The majority suggests that this evidence "does not defeat the integrity of the charged enterprise” because the jury could have concluded that "these glitches in the schemes only meant that certain substantive crimes went uncompleted....” Id. With respect, I think that the evidence is more telling on the point in question — whether there was sufficient evidence that Cianci and Corrente so controlled the Providence Redevelopment Agency, the Providence Building Board of Review, and the Department of Public Safety that their unlawful purposes should be imputed to these entities — than the majority acknowledges. There was, after all (and as the majority concedes, see ante at 84), no other evidence from which the jury might have found that defendants controlled these agencies (or at least relevantly so).

. To illustrate, suppose there was evidence that a young law school graduate made a $5,000 “campaign contribution” to Cianci and asked for a recommendation to the hiring partner of a Providence law firm that does a substantial amount of city business. Suppose further that there was evidence that Cianci called the firm’s hiring partner and asked that the firm give serious consideration to hiring the young lawyer. If the firm did so, would it become a member of the common purpose enterprise alleged in this case? If the answer is "no” (as I think it clearly should be), on what principled basis can we find that the Department of Planning and Development— the agency that created a temporary position for Christopher Ise at the request of Cianci— was proved to be part of the enterprise?
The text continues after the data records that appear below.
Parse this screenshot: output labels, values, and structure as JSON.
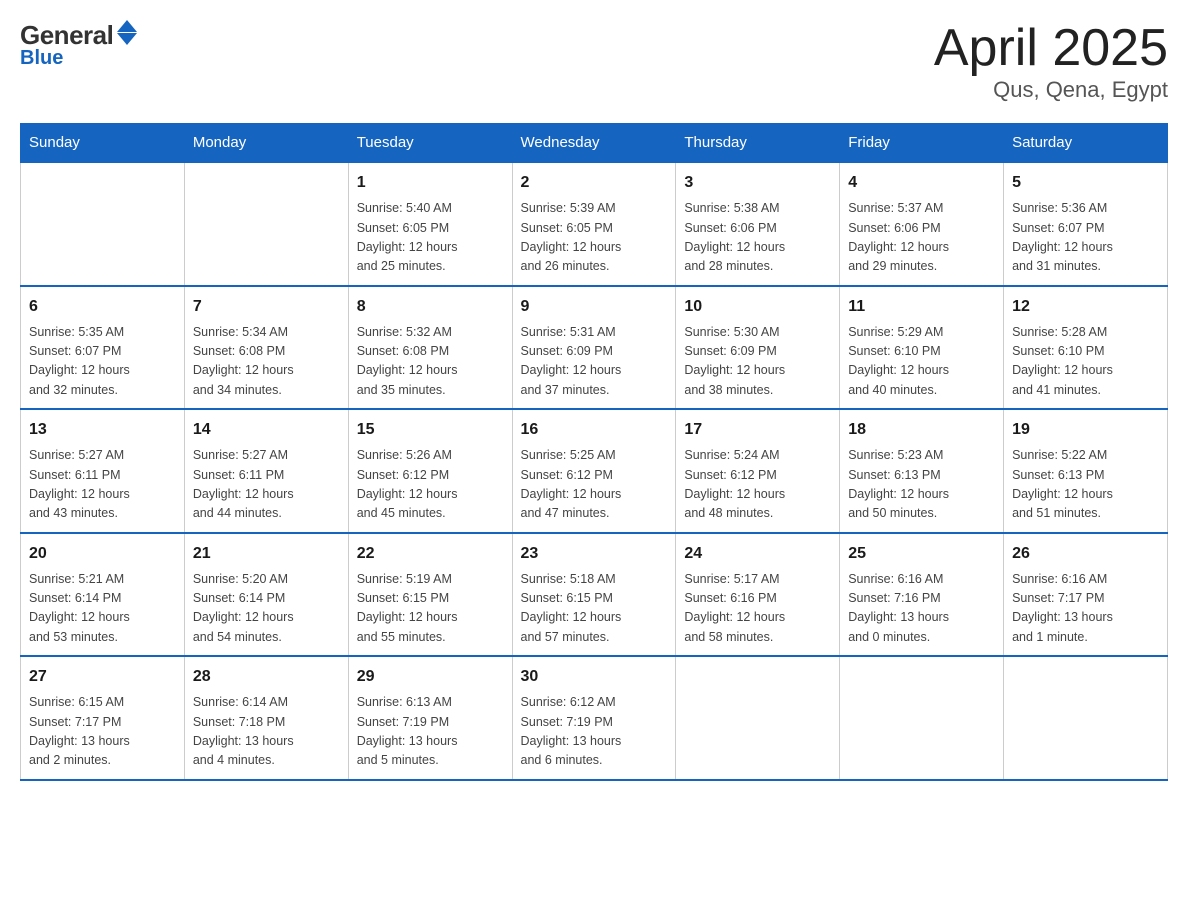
{
  "header": {
    "logo_general": "General",
    "logo_blue": "Blue",
    "month_title": "April 2025",
    "location": "Qus, Qena, Egypt"
  },
  "days_of_week": [
    "Sunday",
    "Monday",
    "Tuesday",
    "Wednesday",
    "Thursday",
    "Friday",
    "Saturday"
  ],
  "weeks": [
    [
      {
        "day": "",
        "info": ""
      },
      {
        "day": "",
        "info": ""
      },
      {
        "day": "1",
        "info": "Sunrise: 5:40 AM\nSunset: 6:05 PM\nDaylight: 12 hours\nand 25 minutes."
      },
      {
        "day": "2",
        "info": "Sunrise: 5:39 AM\nSunset: 6:05 PM\nDaylight: 12 hours\nand 26 minutes."
      },
      {
        "day": "3",
        "info": "Sunrise: 5:38 AM\nSunset: 6:06 PM\nDaylight: 12 hours\nand 28 minutes."
      },
      {
        "day": "4",
        "info": "Sunrise: 5:37 AM\nSunset: 6:06 PM\nDaylight: 12 hours\nand 29 minutes."
      },
      {
        "day": "5",
        "info": "Sunrise: 5:36 AM\nSunset: 6:07 PM\nDaylight: 12 hours\nand 31 minutes."
      }
    ],
    [
      {
        "day": "6",
        "info": "Sunrise: 5:35 AM\nSunset: 6:07 PM\nDaylight: 12 hours\nand 32 minutes."
      },
      {
        "day": "7",
        "info": "Sunrise: 5:34 AM\nSunset: 6:08 PM\nDaylight: 12 hours\nand 34 minutes."
      },
      {
        "day": "8",
        "info": "Sunrise: 5:32 AM\nSunset: 6:08 PM\nDaylight: 12 hours\nand 35 minutes."
      },
      {
        "day": "9",
        "info": "Sunrise: 5:31 AM\nSunset: 6:09 PM\nDaylight: 12 hours\nand 37 minutes."
      },
      {
        "day": "10",
        "info": "Sunrise: 5:30 AM\nSunset: 6:09 PM\nDaylight: 12 hours\nand 38 minutes."
      },
      {
        "day": "11",
        "info": "Sunrise: 5:29 AM\nSunset: 6:10 PM\nDaylight: 12 hours\nand 40 minutes."
      },
      {
        "day": "12",
        "info": "Sunrise: 5:28 AM\nSunset: 6:10 PM\nDaylight: 12 hours\nand 41 minutes."
      }
    ],
    [
      {
        "day": "13",
        "info": "Sunrise: 5:27 AM\nSunset: 6:11 PM\nDaylight: 12 hours\nand 43 minutes."
      },
      {
        "day": "14",
        "info": "Sunrise: 5:27 AM\nSunset: 6:11 PM\nDaylight: 12 hours\nand 44 minutes."
      },
      {
        "day": "15",
        "info": "Sunrise: 5:26 AM\nSunset: 6:12 PM\nDaylight: 12 hours\nand 45 minutes."
      },
      {
        "day": "16",
        "info": "Sunrise: 5:25 AM\nSunset: 6:12 PM\nDaylight: 12 hours\nand 47 minutes."
      },
      {
        "day": "17",
        "info": "Sunrise: 5:24 AM\nSunset: 6:12 PM\nDaylight: 12 hours\nand 48 minutes."
      },
      {
        "day": "18",
        "info": "Sunrise: 5:23 AM\nSunset: 6:13 PM\nDaylight: 12 hours\nand 50 minutes."
      },
      {
        "day": "19",
        "info": "Sunrise: 5:22 AM\nSunset: 6:13 PM\nDaylight: 12 hours\nand 51 minutes."
      }
    ],
    [
      {
        "day": "20",
        "info": "Sunrise: 5:21 AM\nSunset: 6:14 PM\nDaylight: 12 hours\nand 53 minutes."
      },
      {
        "day": "21",
        "info": "Sunrise: 5:20 AM\nSunset: 6:14 PM\nDaylight: 12 hours\nand 54 minutes."
      },
      {
        "day": "22",
        "info": "Sunrise: 5:19 AM\nSunset: 6:15 PM\nDaylight: 12 hours\nand 55 minutes."
      },
      {
        "day": "23",
        "info": "Sunrise: 5:18 AM\nSunset: 6:15 PM\nDaylight: 12 hours\nand 57 minutes."
      },
      {
        "day": "24",
        "info": "Sunrise: 5:17 AM\nSunset: 6:16 PM\nDaylight: 12 hours\nand 58 minutes."
      },
      {
        "day": "25",
        "info": "Sunrise: 6:16 AM\nSunset: 7:16 PM\nDaylight: 13 hours\nand 0 minutes."
      },
      {
        "day": "26",
        "info": "Sunrise: 6:16 AM\nSunset: 7:17 PM\nDaylight: 13 hours\nand 1 minute."
      }
    ],
    [
      {
        "day": "27",
        "info": "Sunrise: 6:15 AM\nSunset: 7:17 PM\nDaylight: 13 hours\nand 2 minutes."
      },
      {
        "day": "28",
        "info": "Sunrise: 6:14 AM\nSunset: 7:18 PM\nDaylight: 13 hours\nand 4 minutes."
      },
      {
        "day": "29",
        "info": "Sunrise: 6:13 AM\nSunset: 7:19 PM\nDaylight: 13 hours\nand 5 minutes."
      },
      {
        "day": "30",
        "info": "Sunrise: 6:12 AM\nSunset: 7:19 PM\nDaylight: 13 hours\nand 6 minutes."
      },
      {
        "day": "",
        "info": ""
      },
      {
        "day": "",
        "info": ""
      },
      {
        "day": "",
        "info": ""
      }
    ]
  ]
}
. For example, Autiello was responsible under RICO for the unlawful conduct underlying the Freitas Lease and Freitas Invoice schemes — schemes on which the jury returned substantive convictions but in which he was not involved — on the theory that he was a member of a conspiracy to conduct the enterprise that carried out these schemes.

. I am speaking generally here and in no way intend to impugn those who brought this case. Indeed, there is no reason to doubt that the government’s enterprise allegations were made in a good faith attempt to comply with circuit precedent in this tricky area of the law.